The National Academies of Sciences, Engineering and Medicine made five recommendations in a paper published Friday in the journal Annals of Internal Medicine. The publication follows proceedings on March 12 at a NASEM workshop.

“Treatment can save lives,” co-author Dr. Todd Korthuis, head of addiction medicine at the Oregon Health & Science University School of Medicine said in a press release. “The national opioid epidemic can turn around if we embrace opioid use disorder as a chronic medical condition that needs treatment instead of a moral issue or the result of poor willpower.”

OHSU routinely screens and treats patients for opioid abuse when they come for other services, at leasat partially through a service called Project IMPACT, the Improving Addiction Care Team. The project includes physicians, social workers, peer-recovery mentors and others meeting with hospitalized patients with drug use issues and starting addiction treatment during hospitalization.

The workshop examined how more people are turning to injection drug use after their opioid prescriptions are cut off, which then has led to an increase in life-threatening infections of the skin, joint, blood, bone and other area.
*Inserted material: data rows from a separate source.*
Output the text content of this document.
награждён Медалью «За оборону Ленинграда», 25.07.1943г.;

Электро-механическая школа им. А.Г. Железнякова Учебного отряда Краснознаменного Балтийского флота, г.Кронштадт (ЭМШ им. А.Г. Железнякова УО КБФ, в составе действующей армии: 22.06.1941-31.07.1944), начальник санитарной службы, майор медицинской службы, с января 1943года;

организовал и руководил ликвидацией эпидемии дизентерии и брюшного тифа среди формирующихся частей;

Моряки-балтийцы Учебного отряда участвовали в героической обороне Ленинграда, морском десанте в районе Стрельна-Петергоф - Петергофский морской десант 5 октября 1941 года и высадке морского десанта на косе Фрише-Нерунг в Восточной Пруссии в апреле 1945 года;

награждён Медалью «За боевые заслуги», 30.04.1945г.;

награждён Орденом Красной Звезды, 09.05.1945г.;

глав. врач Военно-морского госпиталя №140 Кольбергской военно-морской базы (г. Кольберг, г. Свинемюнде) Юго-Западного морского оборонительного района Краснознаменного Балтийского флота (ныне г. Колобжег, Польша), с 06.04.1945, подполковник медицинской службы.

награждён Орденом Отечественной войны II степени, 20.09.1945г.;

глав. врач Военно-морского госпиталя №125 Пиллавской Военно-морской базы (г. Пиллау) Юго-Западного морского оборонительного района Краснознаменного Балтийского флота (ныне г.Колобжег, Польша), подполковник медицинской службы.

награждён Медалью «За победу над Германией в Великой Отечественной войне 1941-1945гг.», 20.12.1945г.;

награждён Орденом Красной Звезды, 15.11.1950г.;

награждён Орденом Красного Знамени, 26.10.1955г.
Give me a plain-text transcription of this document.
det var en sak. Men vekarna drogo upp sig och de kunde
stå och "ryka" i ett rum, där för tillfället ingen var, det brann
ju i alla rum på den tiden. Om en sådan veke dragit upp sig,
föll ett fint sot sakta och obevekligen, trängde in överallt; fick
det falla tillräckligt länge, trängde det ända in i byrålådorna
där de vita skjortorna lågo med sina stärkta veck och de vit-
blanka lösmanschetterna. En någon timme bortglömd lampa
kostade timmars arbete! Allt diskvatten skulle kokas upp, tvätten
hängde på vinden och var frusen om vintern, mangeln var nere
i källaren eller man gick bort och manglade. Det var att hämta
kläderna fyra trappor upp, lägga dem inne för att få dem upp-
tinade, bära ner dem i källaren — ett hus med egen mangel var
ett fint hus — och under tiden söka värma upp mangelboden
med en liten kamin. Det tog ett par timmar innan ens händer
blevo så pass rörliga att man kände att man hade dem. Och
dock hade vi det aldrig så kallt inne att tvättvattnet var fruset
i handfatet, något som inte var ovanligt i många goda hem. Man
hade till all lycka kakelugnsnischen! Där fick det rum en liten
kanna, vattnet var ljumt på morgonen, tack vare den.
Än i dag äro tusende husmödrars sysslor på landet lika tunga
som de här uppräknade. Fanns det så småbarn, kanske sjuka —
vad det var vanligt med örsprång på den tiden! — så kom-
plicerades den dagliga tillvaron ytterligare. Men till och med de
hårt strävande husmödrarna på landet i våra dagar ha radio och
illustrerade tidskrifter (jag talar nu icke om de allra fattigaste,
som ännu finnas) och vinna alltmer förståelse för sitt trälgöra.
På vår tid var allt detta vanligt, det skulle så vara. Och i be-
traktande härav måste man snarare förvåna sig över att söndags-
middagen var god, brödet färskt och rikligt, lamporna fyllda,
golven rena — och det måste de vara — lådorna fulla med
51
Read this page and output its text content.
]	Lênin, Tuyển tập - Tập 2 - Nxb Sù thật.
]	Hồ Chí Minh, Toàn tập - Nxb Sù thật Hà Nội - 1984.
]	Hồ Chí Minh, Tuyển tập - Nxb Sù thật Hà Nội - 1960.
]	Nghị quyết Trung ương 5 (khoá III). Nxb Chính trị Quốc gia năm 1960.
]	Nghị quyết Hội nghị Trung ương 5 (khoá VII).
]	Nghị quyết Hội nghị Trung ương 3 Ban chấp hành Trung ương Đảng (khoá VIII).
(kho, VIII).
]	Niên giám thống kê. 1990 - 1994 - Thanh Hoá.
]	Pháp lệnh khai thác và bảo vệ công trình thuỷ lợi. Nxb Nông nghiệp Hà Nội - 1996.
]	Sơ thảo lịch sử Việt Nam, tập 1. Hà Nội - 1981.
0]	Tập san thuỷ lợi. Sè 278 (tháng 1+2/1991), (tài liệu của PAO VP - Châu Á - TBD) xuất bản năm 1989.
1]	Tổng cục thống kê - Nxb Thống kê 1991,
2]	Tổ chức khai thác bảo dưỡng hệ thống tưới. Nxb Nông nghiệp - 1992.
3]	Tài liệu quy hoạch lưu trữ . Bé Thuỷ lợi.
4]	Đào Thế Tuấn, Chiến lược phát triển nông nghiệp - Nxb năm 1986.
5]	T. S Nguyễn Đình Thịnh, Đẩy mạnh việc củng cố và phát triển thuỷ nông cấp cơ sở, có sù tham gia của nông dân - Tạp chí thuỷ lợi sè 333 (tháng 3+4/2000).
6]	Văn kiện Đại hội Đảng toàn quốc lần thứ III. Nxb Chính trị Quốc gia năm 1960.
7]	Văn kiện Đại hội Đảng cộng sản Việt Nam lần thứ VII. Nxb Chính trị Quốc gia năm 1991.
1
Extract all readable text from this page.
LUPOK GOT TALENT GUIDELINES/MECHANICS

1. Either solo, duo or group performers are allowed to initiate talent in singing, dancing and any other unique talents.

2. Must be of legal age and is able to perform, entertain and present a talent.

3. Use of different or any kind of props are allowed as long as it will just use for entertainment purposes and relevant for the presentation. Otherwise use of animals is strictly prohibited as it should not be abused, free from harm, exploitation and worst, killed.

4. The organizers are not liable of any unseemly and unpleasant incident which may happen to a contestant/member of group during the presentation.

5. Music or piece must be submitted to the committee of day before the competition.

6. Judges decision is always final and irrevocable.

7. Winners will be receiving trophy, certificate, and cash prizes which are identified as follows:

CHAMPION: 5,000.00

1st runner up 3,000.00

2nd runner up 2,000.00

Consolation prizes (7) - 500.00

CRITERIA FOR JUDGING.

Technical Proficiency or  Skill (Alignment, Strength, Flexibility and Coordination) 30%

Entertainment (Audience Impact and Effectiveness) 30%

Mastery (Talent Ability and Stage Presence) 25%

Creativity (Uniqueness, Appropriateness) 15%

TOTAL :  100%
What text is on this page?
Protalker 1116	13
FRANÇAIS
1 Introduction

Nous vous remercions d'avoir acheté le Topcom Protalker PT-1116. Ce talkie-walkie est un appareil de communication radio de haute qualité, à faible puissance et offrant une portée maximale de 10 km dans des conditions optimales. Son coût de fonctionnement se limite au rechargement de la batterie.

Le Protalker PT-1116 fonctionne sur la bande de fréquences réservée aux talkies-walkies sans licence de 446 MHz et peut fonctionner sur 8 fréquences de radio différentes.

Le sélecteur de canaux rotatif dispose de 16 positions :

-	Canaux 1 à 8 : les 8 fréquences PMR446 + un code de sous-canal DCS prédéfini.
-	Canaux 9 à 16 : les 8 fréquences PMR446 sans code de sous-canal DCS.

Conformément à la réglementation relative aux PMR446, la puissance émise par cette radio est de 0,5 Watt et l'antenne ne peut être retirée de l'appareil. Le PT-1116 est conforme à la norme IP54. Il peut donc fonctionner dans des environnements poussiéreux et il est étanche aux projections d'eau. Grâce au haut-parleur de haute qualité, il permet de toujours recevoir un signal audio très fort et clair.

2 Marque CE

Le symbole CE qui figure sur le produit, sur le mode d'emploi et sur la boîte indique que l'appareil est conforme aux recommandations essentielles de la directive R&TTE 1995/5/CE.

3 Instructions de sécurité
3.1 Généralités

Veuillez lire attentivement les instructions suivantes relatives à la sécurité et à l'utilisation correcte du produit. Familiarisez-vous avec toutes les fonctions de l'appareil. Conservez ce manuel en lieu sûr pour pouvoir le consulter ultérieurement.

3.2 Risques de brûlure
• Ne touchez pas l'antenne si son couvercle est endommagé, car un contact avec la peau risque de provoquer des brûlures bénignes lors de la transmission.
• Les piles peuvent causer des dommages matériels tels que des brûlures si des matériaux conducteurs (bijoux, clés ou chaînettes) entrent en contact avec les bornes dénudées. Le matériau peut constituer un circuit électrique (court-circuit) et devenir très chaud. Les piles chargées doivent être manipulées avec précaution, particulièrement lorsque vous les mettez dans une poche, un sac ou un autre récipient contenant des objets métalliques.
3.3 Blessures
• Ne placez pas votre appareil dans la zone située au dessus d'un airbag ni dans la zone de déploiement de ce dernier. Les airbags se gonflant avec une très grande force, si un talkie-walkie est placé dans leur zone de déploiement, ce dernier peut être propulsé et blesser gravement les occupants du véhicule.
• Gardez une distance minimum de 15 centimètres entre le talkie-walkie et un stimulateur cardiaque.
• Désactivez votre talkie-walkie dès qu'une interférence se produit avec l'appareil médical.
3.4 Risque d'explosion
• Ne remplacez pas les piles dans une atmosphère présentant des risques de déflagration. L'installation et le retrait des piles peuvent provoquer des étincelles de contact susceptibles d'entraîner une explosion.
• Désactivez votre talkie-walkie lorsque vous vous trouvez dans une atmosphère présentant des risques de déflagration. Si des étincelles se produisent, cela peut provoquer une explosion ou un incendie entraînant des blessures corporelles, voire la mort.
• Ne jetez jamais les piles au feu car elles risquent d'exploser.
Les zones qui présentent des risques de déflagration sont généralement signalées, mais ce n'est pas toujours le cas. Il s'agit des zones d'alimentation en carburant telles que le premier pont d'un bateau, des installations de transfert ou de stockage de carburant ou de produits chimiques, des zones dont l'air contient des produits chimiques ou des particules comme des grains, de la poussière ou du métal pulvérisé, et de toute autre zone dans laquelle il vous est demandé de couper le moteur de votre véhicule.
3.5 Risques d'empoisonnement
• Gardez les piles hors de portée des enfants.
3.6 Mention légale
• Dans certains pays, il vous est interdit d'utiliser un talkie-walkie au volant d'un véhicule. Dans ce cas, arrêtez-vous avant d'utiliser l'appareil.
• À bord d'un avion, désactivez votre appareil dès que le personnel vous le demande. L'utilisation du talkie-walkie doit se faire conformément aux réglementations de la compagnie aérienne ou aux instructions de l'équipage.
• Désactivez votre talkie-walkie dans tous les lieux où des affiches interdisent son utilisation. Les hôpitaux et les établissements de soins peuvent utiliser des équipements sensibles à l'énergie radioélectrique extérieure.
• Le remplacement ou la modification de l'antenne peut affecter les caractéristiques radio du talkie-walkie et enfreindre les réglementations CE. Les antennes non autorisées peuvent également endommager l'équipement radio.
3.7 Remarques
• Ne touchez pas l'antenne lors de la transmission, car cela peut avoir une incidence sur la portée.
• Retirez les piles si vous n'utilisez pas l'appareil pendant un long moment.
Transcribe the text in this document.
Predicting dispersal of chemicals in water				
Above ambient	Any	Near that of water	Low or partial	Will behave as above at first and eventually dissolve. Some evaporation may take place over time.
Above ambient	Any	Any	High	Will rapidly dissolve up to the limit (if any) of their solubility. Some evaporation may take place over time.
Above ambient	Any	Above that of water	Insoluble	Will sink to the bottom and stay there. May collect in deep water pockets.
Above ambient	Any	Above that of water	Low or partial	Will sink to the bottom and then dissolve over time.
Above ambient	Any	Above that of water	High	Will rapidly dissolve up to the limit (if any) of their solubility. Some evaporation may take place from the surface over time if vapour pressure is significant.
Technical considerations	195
For these serious infections, hospital treatments are expensive and lengthy, researchers said. In addition, they noted there is “substantial morbidity and a heavy financial toll on the health care system.”

Most hospital staff don’t regularly address drug addiction as the root cause, the researchers said.

“Medical settings that manage such infections offer a potential means of engaging people in treatment of opioid use disorder ,” the researchers wrote. “However, few providers and hospitals treating such infections have the needed resources and capabilities.”